🕷 zenspider.com

by ryan davis

Looking for the Ruby Quickref?

Flay detecting identical and similar code

Published 2008-11-18 @ 01:01

Tagged flay

I said the following in my previous post about flay:

Soon I will write up why flay kicks towelee [sic], PMD, and everyone else’s tool in the ass… But I think the above is a damn good start.

There are going to be two classes of tools for this type of work: string-based tools and AST-based tools.


Towelie is Giles’ entry into the fray of ruby developer tools. Towelie is an AST-based tool that uses ParseTree to detect duplicate code at the method level.

There aren’t nearly as many available to us rubyists, so it is worth a peek… But, after closer inspection, I just can’t compare the two. Yes, towelie attempts to detect duplicated (but not similar) code, but that is where the similarities end, so the comparison doesn’t seem fair.

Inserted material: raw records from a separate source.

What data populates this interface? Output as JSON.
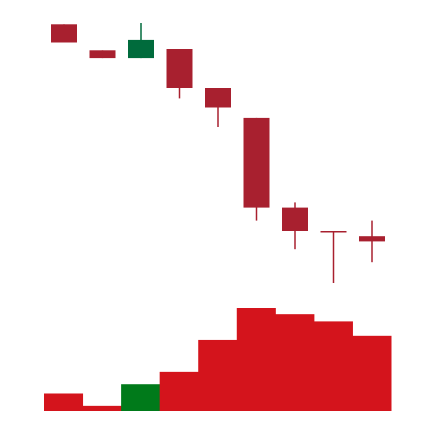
{
  "chart_data": {
    "type": "candlestick",
    "title": "",
    "xlabel": "",
    "ylabel": "",
    "grid": false,
    "legend": "none",
    "colors": {
      "up": "#006b3c",
      "down": "#a8202f",
      "volume_up": "#007a1a",
      "volume_down": "#d4141c"
    },
    "price_range": [
      0,
      100
    ],
    "candles": [
      {
        "open": 99.5,
        "high": 99.5,
        "low": 92.5,
        "close": 92.5
      },
      {
        "open": 89.5,
        "high": 89.5,
        "low": 86.5,
        "close": 86.5
      },
      {
        "open": 86.5,
        "high": 100.0,
        "low": 86.5,
        "close": 93.5
      },
      {
        "open": 90.0,
        "high": 90.0,
        "low": 71.0,
        "close": 75.0
      },
      {
        "open": 75.0,
        "high": 75.0,
        "low": 60.0,
        "close": 67.5
      },
      {
        "open": 63.5,
        "high": 63.5,
        "low": 24.0,
        "close": 29.0
      },
      {
        "open": 29.0,
        "high": 31.0,
        "low": 13.0,
        "close": 20.0
      },
      {
        "open": 20.0,
        "high": 20.0,
        "low": 0.0,
        "close": 20.0
      },
      {
        "open": 18.0,
        "high": 24.0,
        "low": 8.0,
        "close": 16.0
      }
    ],
    "volume_range": [
      0,
      100
    ],
    "volumes": [
      {
        "value": 17,
        "direction": "down"
      },
      {
        "value": 5,
        "direction": "down"
      },
      {
        "value": 26,
        "direction": "up"
      },
      {
        "value": 38,
        "direction": "down"
      },
      {
        "value": 69,
        "direction": "down"
      },
      {
        "value": 100,
        "direction": "down"
      },
      {
        "value": 94,
        "direction": "down"
      },
      {
        "value": 87,
        "direction": "down"
      },
      {
        "value": 73,
        "direction": "down"
      }
    ]
  }
}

Consider it an exercise for the reader.

PMD’s CPD, Simian, Same, etc.

On the CPD page it says that the current version “was rewritten by Steve Hawkins to use the Karp-Rabin string matching algorithm”. In other words, it is a string-based tool. This family of tools have completely different objectives than flay. They’re normalizing whitespace,stripping comments, and looking for duplicate code. That’s great… it actually finds lots and lots of good stuff and I used to use same when starting with new clients.

But… (there is always a but…)

These tools would (could!) NEVER point this out:

  Matches found in :defn (mass = 32)
    A: ../../drawr/dev/lib/drawr.rb:38
    B: ../../png/dev/lib/png.rb:181
  A: def write(file)
  B: def save(path)
  A:   File.open(file, "wb") { |f| f.write(to_s) }
  B:   File.open(path, "wb") { |f| f.write(to_blob) }

especially considering the code is actually written like this:

  def write(file); File.open(file, 'wb') { |f| f.write to_s }; end


  def save(path)
    File.open path, 'wb' do |f|
      f.write to\_blob

This is something that a duplicate code string-based scanner just can’t do. Even the simplest change like {} vs do/end or changing your line wrapping on long conditionals will be missed… lost… ignored.

So, flay has the ability to go beyond simple copy/pasted code and detect real candidates for refactoring. That is something that the java folks don’t seem to have (yet) for some reason. Certainly the foundation set by PMD means it is available, but it isn’t there yet.